Game Engine and Game-Specific Development Agreement, dated June 14, 2014, by and between Tapinator, Inc. and Khurram Samad
Exhibit 10.4
GAME ENGINE AND GAME-SPECIFIC DEVELOPMENT AGREEMENT
This Game Engine and Game-Specific Development Agreement (this “Agreement”) is entered into as of June 17, 2014, by and between Tapinator, Inc., a public Delaware corporation (the “Company”), and Khurram Samad (“KS”).
WHEREAS, the Company is the successor company of Tapinator LLC, a former New York limited liability company that was merged into the Company pursuant to a Securities Exchange Agreement dated June 16, 2014; and
WHEREAS, KS owns, manages, is employed by, or otherwise has a business relationship with a company that develops mobile games (the “Samad Organization”); and
WHEREAS, on September 1, 2013, in exchange for a 41.67% interest in Tapinator LLC, (i) KS transferred to Tapinator LLC the ownership of the mobile games listed in Exhibit A hereto (the “Preexisting Games”), and (ii) KS assumed the roles of President and Chief Technology Officer of Tapinator LLC.

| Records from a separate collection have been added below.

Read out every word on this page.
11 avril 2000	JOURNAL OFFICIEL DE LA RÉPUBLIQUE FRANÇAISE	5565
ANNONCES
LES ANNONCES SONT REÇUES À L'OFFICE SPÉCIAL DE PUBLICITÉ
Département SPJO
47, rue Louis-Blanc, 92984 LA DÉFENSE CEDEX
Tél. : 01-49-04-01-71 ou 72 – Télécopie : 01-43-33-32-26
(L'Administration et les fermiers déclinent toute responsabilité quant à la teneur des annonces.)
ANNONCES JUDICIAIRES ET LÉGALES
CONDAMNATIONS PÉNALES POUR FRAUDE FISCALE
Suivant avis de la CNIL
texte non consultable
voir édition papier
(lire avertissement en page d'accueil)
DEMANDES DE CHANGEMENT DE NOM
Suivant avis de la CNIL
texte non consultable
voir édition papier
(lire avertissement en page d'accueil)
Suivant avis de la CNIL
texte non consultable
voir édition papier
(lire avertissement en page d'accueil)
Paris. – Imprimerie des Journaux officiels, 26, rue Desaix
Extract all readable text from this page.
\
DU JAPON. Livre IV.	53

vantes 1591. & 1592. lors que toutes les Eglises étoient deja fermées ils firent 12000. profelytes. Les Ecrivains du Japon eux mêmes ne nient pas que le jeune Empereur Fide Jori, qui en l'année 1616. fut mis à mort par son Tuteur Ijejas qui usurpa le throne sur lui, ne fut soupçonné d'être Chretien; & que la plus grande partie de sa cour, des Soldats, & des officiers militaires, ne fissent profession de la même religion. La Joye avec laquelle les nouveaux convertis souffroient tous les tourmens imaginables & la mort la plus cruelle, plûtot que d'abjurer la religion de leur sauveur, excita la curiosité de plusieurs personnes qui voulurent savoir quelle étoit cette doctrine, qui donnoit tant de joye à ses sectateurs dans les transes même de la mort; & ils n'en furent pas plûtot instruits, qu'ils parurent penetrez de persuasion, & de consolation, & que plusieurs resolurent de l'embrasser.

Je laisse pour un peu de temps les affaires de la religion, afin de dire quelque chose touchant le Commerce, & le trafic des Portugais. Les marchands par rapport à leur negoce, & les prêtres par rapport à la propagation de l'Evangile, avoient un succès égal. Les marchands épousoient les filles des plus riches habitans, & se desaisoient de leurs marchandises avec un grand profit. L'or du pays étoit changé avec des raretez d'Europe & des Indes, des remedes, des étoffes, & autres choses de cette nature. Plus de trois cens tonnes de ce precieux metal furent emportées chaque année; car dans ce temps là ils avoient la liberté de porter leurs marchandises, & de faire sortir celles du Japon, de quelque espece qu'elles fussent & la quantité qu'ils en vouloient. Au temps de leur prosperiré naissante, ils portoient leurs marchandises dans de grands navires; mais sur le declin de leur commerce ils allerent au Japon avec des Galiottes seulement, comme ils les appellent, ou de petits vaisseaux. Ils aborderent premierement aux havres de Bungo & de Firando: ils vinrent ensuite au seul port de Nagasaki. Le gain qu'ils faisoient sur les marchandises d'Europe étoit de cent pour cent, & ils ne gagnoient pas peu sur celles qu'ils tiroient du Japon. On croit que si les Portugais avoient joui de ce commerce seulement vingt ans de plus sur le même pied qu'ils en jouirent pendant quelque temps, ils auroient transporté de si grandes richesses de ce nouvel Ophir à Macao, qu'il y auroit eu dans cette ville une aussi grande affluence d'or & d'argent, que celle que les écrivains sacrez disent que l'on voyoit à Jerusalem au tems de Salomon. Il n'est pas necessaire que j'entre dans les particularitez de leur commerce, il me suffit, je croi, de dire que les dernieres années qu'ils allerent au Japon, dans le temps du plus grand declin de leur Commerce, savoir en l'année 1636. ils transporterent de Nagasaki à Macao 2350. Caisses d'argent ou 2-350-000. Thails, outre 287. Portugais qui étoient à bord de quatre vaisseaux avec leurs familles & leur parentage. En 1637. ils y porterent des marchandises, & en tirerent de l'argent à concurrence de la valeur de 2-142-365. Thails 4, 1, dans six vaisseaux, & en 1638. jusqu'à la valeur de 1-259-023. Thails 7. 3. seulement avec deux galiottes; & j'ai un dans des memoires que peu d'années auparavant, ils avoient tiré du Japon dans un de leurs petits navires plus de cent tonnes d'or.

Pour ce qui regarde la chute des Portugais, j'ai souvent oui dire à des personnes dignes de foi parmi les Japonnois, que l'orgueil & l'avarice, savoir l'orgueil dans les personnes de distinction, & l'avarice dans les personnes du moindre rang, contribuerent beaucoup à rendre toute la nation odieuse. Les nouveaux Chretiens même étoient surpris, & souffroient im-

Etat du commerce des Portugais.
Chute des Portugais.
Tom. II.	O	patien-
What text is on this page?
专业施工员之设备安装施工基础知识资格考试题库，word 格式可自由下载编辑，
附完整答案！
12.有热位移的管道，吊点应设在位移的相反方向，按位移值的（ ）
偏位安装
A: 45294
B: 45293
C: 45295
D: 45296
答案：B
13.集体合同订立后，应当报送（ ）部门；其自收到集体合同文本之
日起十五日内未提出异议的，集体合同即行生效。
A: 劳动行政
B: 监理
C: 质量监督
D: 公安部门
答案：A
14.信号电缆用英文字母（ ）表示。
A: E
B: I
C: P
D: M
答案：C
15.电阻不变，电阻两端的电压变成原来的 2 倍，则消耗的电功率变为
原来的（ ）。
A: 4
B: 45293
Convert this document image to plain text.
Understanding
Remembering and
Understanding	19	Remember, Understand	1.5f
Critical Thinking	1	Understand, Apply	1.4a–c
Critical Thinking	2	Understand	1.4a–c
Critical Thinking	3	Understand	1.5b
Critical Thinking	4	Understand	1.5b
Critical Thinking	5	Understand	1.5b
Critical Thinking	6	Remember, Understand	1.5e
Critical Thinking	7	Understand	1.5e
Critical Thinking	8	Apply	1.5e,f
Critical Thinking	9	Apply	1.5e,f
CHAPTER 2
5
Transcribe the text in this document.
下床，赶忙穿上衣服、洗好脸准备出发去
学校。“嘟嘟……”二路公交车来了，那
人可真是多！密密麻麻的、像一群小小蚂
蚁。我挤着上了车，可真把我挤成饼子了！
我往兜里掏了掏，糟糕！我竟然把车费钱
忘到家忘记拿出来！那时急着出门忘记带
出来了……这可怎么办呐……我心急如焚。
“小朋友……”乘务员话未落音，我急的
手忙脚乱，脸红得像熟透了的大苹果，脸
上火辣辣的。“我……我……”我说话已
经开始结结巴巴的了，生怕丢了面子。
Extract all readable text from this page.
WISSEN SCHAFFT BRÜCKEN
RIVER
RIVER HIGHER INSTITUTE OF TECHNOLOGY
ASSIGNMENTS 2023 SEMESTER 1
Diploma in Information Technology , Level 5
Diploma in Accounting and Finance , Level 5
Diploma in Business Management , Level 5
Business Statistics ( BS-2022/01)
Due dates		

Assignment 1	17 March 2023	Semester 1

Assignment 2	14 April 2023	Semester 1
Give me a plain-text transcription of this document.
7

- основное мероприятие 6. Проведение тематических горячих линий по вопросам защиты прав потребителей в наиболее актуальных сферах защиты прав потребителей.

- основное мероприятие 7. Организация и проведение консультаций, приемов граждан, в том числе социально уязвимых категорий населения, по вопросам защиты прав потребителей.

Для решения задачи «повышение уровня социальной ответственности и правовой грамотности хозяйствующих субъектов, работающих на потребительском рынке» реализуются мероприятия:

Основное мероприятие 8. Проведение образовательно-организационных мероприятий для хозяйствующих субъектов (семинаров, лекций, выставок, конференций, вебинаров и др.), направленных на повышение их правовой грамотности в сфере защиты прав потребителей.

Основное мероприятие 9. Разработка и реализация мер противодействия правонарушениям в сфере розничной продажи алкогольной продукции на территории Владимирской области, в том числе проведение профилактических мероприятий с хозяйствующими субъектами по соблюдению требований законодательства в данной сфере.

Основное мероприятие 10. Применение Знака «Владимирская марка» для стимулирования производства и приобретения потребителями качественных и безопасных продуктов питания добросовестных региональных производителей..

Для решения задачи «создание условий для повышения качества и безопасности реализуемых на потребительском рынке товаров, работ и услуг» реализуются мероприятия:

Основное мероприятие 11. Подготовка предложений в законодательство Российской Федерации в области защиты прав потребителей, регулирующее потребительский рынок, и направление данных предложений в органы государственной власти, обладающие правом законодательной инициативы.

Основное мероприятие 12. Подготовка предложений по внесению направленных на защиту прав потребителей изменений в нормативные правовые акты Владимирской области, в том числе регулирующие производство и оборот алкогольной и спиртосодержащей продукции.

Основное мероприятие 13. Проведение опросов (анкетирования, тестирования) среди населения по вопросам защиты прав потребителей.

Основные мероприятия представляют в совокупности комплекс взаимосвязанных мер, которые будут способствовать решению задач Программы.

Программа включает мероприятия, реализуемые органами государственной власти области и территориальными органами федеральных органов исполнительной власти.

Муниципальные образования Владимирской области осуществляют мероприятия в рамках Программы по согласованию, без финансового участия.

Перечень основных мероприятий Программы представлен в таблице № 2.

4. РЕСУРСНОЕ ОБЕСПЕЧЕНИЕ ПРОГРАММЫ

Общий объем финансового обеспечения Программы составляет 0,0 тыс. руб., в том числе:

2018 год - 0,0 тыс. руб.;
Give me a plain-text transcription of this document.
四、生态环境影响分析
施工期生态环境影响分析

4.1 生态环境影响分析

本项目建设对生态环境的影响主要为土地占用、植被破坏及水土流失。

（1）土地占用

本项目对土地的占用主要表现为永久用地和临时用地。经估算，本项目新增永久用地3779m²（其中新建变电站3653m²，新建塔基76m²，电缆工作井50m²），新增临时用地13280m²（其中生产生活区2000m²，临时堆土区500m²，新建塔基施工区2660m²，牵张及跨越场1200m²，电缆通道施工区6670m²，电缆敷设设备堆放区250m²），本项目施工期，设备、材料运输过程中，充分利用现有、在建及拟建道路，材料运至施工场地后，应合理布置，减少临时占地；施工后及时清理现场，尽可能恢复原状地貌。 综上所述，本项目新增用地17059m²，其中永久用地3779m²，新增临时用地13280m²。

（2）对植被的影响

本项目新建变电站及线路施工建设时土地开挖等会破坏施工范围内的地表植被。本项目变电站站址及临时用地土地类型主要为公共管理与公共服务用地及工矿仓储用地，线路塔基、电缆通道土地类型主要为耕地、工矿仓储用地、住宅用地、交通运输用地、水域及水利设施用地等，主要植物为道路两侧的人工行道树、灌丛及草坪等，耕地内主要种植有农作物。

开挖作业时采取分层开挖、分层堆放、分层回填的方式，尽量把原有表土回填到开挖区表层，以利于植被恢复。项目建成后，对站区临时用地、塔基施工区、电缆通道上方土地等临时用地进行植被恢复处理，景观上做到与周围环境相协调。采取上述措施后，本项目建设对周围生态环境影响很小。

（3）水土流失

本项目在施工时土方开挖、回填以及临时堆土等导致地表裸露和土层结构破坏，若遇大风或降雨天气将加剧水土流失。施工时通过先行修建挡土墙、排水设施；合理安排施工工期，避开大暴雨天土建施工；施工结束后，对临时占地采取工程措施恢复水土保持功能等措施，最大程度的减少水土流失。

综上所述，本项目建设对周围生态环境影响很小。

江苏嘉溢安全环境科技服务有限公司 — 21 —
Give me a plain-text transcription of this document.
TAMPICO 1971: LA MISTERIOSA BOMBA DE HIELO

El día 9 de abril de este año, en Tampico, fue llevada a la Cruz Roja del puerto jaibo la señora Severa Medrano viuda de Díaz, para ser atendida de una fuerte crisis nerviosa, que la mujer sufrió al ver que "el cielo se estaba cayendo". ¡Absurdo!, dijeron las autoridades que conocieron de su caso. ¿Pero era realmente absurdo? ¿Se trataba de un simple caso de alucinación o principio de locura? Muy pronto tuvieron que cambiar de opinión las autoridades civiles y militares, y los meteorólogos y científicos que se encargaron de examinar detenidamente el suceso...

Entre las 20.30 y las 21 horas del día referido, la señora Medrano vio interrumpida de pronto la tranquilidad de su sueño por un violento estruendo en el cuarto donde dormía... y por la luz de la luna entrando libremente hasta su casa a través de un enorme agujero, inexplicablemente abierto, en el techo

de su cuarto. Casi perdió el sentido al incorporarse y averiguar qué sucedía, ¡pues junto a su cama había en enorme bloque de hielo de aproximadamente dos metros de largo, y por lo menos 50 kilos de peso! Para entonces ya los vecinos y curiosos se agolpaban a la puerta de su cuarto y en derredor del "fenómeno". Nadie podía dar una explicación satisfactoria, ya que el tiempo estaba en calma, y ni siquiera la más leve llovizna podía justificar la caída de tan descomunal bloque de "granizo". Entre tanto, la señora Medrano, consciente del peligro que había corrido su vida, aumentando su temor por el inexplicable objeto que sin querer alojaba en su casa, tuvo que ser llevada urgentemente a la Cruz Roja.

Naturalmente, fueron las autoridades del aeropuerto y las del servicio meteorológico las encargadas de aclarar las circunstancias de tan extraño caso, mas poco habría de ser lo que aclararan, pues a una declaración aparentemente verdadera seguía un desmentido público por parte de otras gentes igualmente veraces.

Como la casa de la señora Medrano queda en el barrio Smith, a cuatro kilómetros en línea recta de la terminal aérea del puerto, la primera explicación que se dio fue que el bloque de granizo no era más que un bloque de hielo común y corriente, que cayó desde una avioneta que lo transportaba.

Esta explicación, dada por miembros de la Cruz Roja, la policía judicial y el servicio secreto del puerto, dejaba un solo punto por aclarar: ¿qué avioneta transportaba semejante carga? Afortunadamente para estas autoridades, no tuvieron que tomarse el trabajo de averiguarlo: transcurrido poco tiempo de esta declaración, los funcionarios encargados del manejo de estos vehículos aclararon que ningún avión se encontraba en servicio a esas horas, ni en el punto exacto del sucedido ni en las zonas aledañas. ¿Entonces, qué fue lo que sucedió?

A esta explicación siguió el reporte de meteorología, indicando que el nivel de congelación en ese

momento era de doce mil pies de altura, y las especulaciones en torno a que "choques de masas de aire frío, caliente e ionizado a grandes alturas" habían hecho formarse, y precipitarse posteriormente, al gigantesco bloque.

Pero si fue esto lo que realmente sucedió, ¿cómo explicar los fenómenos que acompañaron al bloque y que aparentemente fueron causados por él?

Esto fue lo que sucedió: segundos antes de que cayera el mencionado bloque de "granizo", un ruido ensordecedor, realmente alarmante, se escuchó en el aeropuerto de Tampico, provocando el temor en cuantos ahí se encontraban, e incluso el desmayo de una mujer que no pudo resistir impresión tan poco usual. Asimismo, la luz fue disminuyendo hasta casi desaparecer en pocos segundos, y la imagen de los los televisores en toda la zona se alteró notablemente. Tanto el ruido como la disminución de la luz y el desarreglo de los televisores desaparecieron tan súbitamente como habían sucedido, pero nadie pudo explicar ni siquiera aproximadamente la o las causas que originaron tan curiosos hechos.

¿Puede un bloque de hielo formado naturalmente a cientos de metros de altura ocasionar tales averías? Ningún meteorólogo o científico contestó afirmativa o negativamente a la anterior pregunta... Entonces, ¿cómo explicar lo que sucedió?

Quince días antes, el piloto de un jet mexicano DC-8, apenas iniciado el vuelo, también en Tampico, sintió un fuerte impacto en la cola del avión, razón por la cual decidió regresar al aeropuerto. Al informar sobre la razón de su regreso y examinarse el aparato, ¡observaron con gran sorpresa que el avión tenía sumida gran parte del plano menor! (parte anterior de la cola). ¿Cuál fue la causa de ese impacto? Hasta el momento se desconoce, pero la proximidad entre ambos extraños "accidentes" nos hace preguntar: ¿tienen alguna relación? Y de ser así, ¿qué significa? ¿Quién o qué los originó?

WHEREAS, since 2013, the Samad Organization has invested a significant portion of its resources to develop a broad gaming engine for Tapinator LLC that enables the rapid production of cost-effective, mass-appeal games (the “Gaming Engine”); and
WHEREAS, the Gaming Engine has/will produce, for Tapinator LLC, the mobile games listed in Exhibit B hereto (the “Pre-Public Games”), all of which will launch prior to July 1, 2014; and
WHEREAS, the Samad Organization’s fee for the development of the Gaming Engine, which had been paid by Tapinator LLC and shall continue to be paid by the Company, is equal to 80% of the net revenues (defined in Section 6 below) generated by the Preexisting Games and the Pre-Public Games throughout their entire lifecycles; and
WHEREAS, in light of the historical performance of its mobile games, as well as current trends in the mobile gaming industry with respect to the lifecycle of mobile games, the Gaming Engine is expected to produce additional mobile games for the Company over the ensuing 18 month period.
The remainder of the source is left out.